After they polish off Thanksgiving leftovers, local Grade 4 students can look ahead to a traditional meal on the other side of winter—the Wet’suwe’ten mini-feast in Moricetown.

After they polish off Thanksgiving leftovers, local Grade 4 students can look ahead to a traditional meal on the other side of winter—the Wet’suwe’ten mini-feast in Moricetown.

Every spring for the last six years, Grade 4 students from across the Bulkley Valley school district are taught a unit on Wet’suwe’ten culture that finishes with the mini-feast.

Birdy Markert, district principal for aboriginal student services, says activities like that didn’t exist back when she was in school here.

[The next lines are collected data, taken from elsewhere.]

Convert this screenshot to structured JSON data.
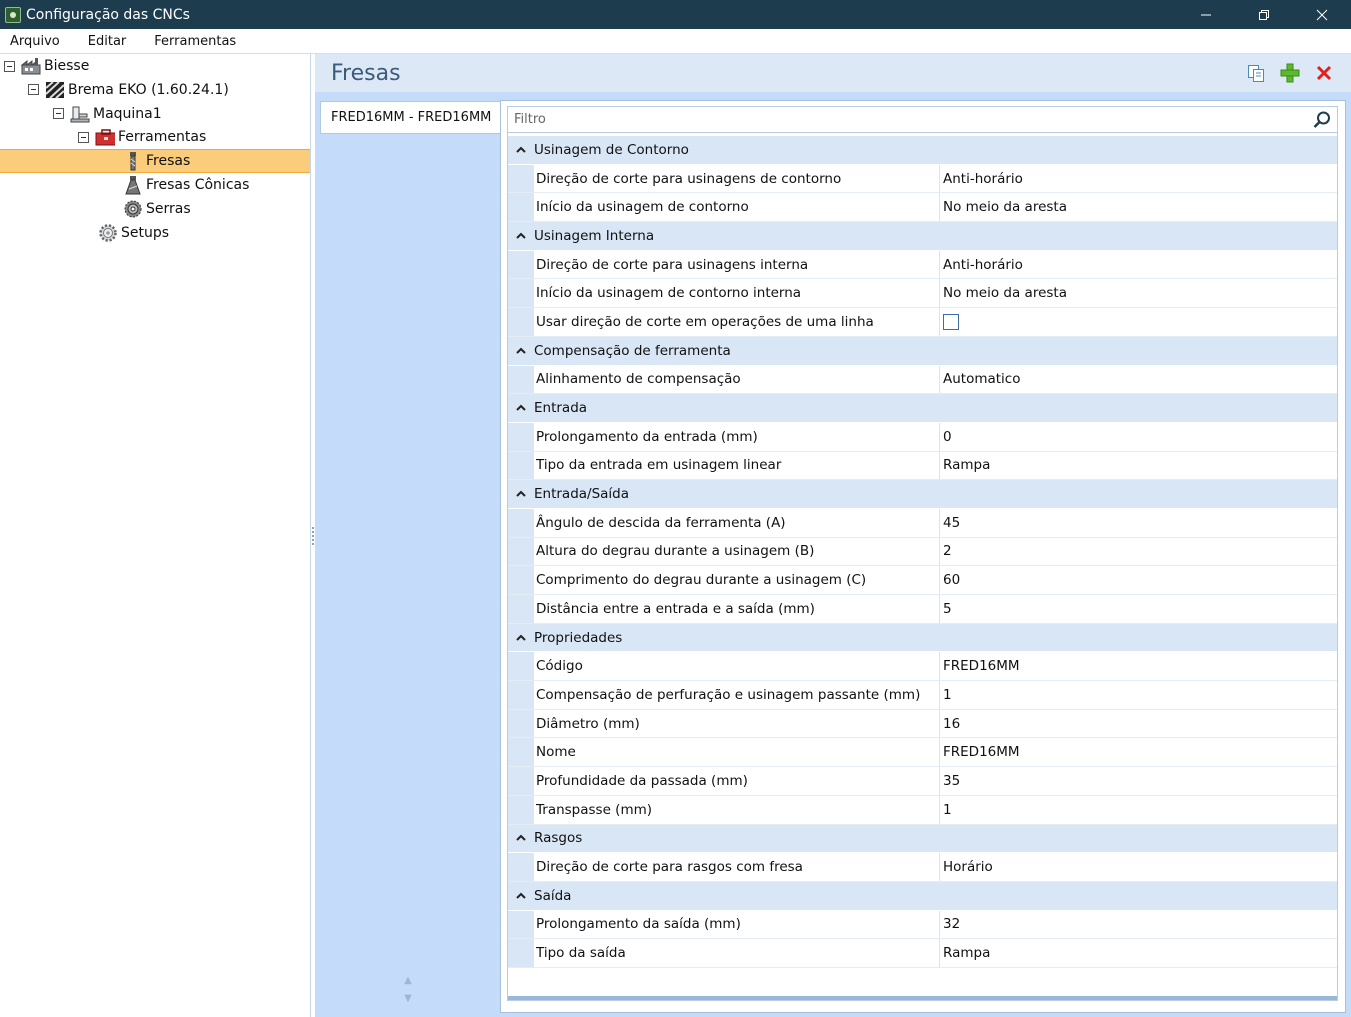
{
  "window": {
    "title": "Configuração das CNCs",
    "minimize_label": "—",
    "maximize_label": "❐",
    "close_label": "✕"
  },
  "menu": [
    "Arquivo",
    "Editar",
    "Ferramentas"
  ],
  "tree": [
    {
      "label": "Biesse",
      "icon": "factory-icon",
      "level": 0,
      "expander": true,
      "selected": false
    },
    {
      "label": "Brema EKO (1.60.24.1)",
      "icon": "machine-stripes-icon",
      "level": 1,
      "expander": true,
      "selected": false
    },
    {
      "label": "Maquina1",
      "icon": "machine-icon",
      "level": 2,
      "expander": true,
      "selected": false
    },
    {
      "label": "Ferramentas",
      "icon": "toolbox-icon",
      "level": 3,
      "expander": true,
      "selected": false
    },
    {
      "label": "Fresas",
      "icon": "mill-icon",
      "level": 4,
      "expander": false,
      "selected": true
    },
    {
      "label": "Fresas Cônicas",
      "icon": "conical-mill-icon",
      "level": 4,
      "expander": false,
      "selected": false
    },
    {
      "label": "Serras",
      "icon": "saw-icon",
      "level": 4,
      "expander": false,
      "selected": false
    },
    {
      "label": "Setups",
      "icon": "gear-icon",
      "level": 3,
      "expander": false,
      "selected": false
    }
  ],
  "panel": {
    "title": "Fresas",
    "actions": [
      "copy-icon",
      "add-icon",
      "delete-icon"
    ]
  },
  "tools": [
    "FRED16MM - FRED16MM"
  ],
  "filter": {
    "placeholder": "Filtro",
    "value": ""
  },
  "colors": {
    "titlebar": "#1d3d4f",
    "selection": "#fbcd7a",
    "panel": "#c4dcfa",
    "category": "#d8e6f6",
    "add": "#5cb82e",
    "delete": "#e02020"
  },
  "grid": [
    {
      "category": "Usinagem de Contorno",
      "props": [
        {
          "name": "Direção de corte para usinagens de contorno",
          "value": "Anti-horário"
        },
        {
          "name": "Início da usinagem de contorno",
          "value": "No meio da aresta"
        }
      ]
    },
    {
      "category": "Usinagem Interna",
      "props": [
        {
          "name": "Direção de corte para usinagens interna",
          "value": "Anti-horário"
        },
        {
          "name": "Início da usinagem de contorno interna",
          "value": "No meio da aresta"
        },
        {
          "name": "Usar direção de corte em operações de uma linha",
          "value": "",
          "checkbox": true,
          "checked": false
        }
      ]
    },
    {
      "category": "Compensação de ferramenta",
      "props": [
        {
          "name": "Alinhamento de compensação",
          "value": "Automatico"
        }
      ]
    },
    {
      "category": "Entrada",
      "props": [
        {
          "name": "Prolongamento da entrada (mm)",
          "value": "0"
        },
        {
          "name": "Tipo da entrada em usinagem linear",
          "value": "Rampa"
        }
      ]
    },
    {
      "category": "Entrada/Saída",
      "props": [
        {
          "name": "Ângulo de descida da ferramenta (A)",
          "value": "45"
        },
        {
          "name": "Altura do degrau durante a usinagem (B)",
          "value": "2"
        },
        {
          "name": "Comprimento do degrau durante a usinagem (C)",
          "value": "60"
        },
        {
          "name": "Distância entre a entrada e a saída (mm)",
          "value": "5"
        }
      ]
    },
    {
      "category": "Propriedades",
      "props": [
        {
          "name": "Código",
          "value": "FRED16MM"
        },
        {
          "name": "Compensação de perfuração e usinagem passante (mm)",
          "value": "1"
        },
        {
          "name": "Diâmetro (mm)",
          "value": "16"
        },
        {
          "name": "Nome",
          "value": "FRED16MM"
        },
        {
          "name": "Profundidade da passada (mm)",
          "value": "35"
        },
        {
          "name": "Transpasse (mm)",
          "value": "1"
        }
      ]
    },
    {
      "category": "Rasgos",
      "props": [
        {
          "name": "Direção de corte para rasgos com fresa",
          "value": "Horário"
        }
      ]
    },
    {
      "category": "Saída",
      "props": [
        {
          "name": "Prolongamento da saída (mm)",
          "value": "32"
        },
        {
          "name": "Tipo da saída",
          "value": "Rampa"
        }
      ]
    }
  ]
}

“I find that our students are more connected—there’s more support for them,” she said. “I didn’t feel that as a student.”

Today, Grade 7 students study the history of residential schools and their impact. Soon students will also be able to study from a Wet’suwet’en history book. Grades 7 to 10 students might take a Wet’suwet’en language program now under review with the Ministry of Education thanks to the Kyah Wiget Education Society.

All students, aboriginal or not, have to feel they belong in a school to succeed, said Markert.

But for aboriginal students, the stakes are measurably higher.

Fewer than half of aboriginal students  finish Grade 12 across Canada, compared to 80 per cent of the general population.

That statistic comes from an Assembly of First Nations panel that is currently touring the country to study the issue.

A similar imbalance shows up in test scores and graduation rates here in the Bulkley Valley, where aboriginal students make up a quarter of the entire student body.

But that gap is not equal across all grade levels.

“I find it’s harder for students when they get into Grade 11 and 12,” said Markert. Those are the key school years, she added, when successful students reach out for a dream career or a post-secondary education.

“To be really quite honest, I think that we don’t talk enough about what the future plans are for our kids,” she said. “We need to do a better job of having those conversations.”

To help them step up to high school and go beyond, the district has aboriginal support workers who welcome new students and follow up with them.

That’s something parents appreciate, said Markert. It means someone from the community is there to connect with their child and, if they skip a class, to say, “Hey, we missed you today. Where are you?”

Teachers and support staff also plan to give extra support to aboriginal girls.

In every other school district in B.C., girls tend to outperform boys. But for a long time, aboriginal girls in the Bulkley Valley have fallen behind their male classmates.

“It’s a significant trend,” said Markert. who made it the subject of her Master’s thesis.

One of her findings was that aboriginal girls do well when they feel strongly connected to a teacher.

Chris van der Mark, the district superintendent, said the strategies that work for aboriginal students will benefit all students in the district.

Teachers have worked particularly hard in the last three years at boosting day-to-day instruction in primary and intermediate classes, he said.

That focus seems to be working well for aboriginal students in particular, he said,

after aboriginal students in Grades 4 and 7 earned strikingly higher test scores last year.

It’s too early to say whether there’s a direct link, van der Mark said, and with an issue this complex and no one should expect a “silver bullet” solution.

But it’s a good sign, he said, and one reason why he is optimistic.